Episode Synopsis: Fiona helps Zoe and Madison deal with a horrible tragedy. Delphine LaLurie struggles to adjust to modern life. Cordelia faces a dark decision about her family.
With this second episode, American Horror Story: Coven joins American Horror Story and American Horror Story: Asylum as my favorite show of its season. Honestly it was already there with last week’s episode, but it’s so hard to judge a series by its opener. With episode two, we’re given a better feel for what was setup versus what continues, what is writer- and director-driven versus what is intended to be part of the overall look and tone and voice for the entire season.
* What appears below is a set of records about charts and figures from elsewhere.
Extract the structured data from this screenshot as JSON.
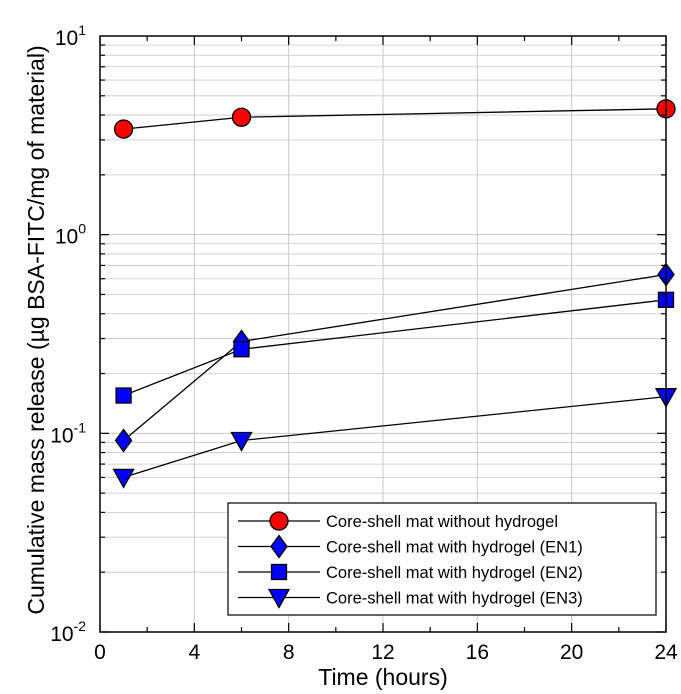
{
  "chart_data": {
    "type": "line",
    "xlabel": "Time (hours)",
    "ylabel": "Cumulative mass release (µg BSA-FITC/mg of material)",
    "y_scale": "log",
    "xlim": [
      0,
      24
    ],
    "ylim": [
      0.01,
      10
    ],
    "x_ticks": [
      0,
      4,
      8,
      12,
      16,
      20,
      24
    ],
    "x_tick_labels": [
      "0",
      "4",
      "8",
      "12",
      "16",
      "20",
      "24"
    ],
    "y_ticks": [
      {
        "value": 0.01,
        "base": "10",
        "exp": "-2"
      },
      {
        "value": 0.1,
        "base": "10",
        "exp": "-1"
      },
      {
        "value": 1,
        "base": "10",
        "exp": "0"
      },
      {
        "value": 10,
        "base": "10",
        "exp": "1"
      }
    ],
    "grid": true,
    "legend_position": "bottom-right",
    "series": [
      {
        "name": "Core-shell mat without hydrogel",
        "marker": "circle",
        "color": "#ff0000",
        "x": [
          1,
          6,
          24
        ],
        "y": [
          3.4,
          3.9,
          4.3
        ]
      },
      {
        "name": "Core-shell mat with hydrogel (EN1)",
        "marker": "diamond",
        "color": "#0000ff",
        "x": [
          1,
          6,
          24
        ],
        "y": [
          0.092,
          0.29,
          0.63
        ]
      },
      {
        "name": "Core-shell mat with hydrogel (EN2)",
        "marker": "square",
        "color": "#0000ff",
        "x": [
          1,
          6,
          24
        ],
        "y": [
          0.155,
          0.265,
          0.47
        ]
      },
      {
        "name": "Core-shell mat with hydrogel (EN3)",
        "marker": "triangle-down",
        "color": "#0000ff",
        "x": [
          1,
          6,
          24
        ],
        "y": [
          0.06,
          0.092,
          0.153
        ]
      }
    ]
  }
}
Happily, the class, style, tone, and epitome of quality of Coven continues unabated this week, with an excellent script by veteran AHS writer Tim Minear script and helmed by new-to-AHS director Michael Rymer. Minear’s scripts always shine; he wrote last year’s premiere and finale amongst many others, so enough said there. Rymer’s direction feels different from last week’s, but it retains a definite AHS flavor. Welcome on board, sir.
The difference between last week and this is that this week feels smoother. Slightly more easygoing, though it still moves right along. We get more development of all the stories, of course; one of the things I appreciate about a 13 episode season, and that I love about the AHS anthology framework, is the pace required.
The performances, though, are what bring it alive, and we get several standouts this week. There is a scene between Jessica Lange and, oh, “someone else”, that is a treasure. It oozes sass. In truth every single one of her scenes is wonderful; this is the week that she really climbs into Fiona. She absolutely shimmers.
Gabourey Sidibe and Jamie Brewer are given slightly larger parts this week, and they own them. Emma Roberts and Taissa Farmiga were already there last week, and that continues unabated this week. After being given so much to chew on last season, Sarah Paulson‘s softer role this season makes her currently less of a standout, but I’m definitely looking forward to seeing what comes next for her Cordelia. I won’t talk about others who do or do not show up or have bigger or smaller parts this week, it’s a joy that I won’t spoil.
If you loved all the different angles and lenses and other camerawork fun of last week’s episode like I did (make sure to check out the featurette about that, which we posted earlier today), be warned that there’s less of that this week. Don’t worry, though; it’s still a camera on the move. Showrunner Ryan Murphy told us at the end of Asylum that Alfonso Gomez-Réjon, last week’s director, will be “the guy” who works with all the directors on the look of Coven, so we’re likely to get a fair amount of interesting camerawork throughout this season. I couldn’t be happier about that.
The great music that accompanied especially the school scenes last week continues this week, and there is a song that’s played that threatens to haunt me just as “In-A-Gadda-Da-Vida” has done daily, maybe even hourly, since I heard it last week. I’m wondering if that’s going to happen every week. And whether that would be a good thing or a bad thing.
This week’s episode isn’t as splashy as the premiere, nor should it be. It settles right in to the stories without ever settling down, and – slight spoiler here – it has a quieter ending, but it all works together beautifully. The only reason I’m not giving this episode a full five stars is because I know what this show can be, what can happen when these people get together, and I need to leave room at the top for the even better episodes that I’m certain will be coming. I’ll say it again, this is without question my favorite series of the 2013 fall season. Welcome back to the top, American Horror Story.
I give American Horror Story: Coven, Episode 2 “Boy Parts” Four Out of Five Stars.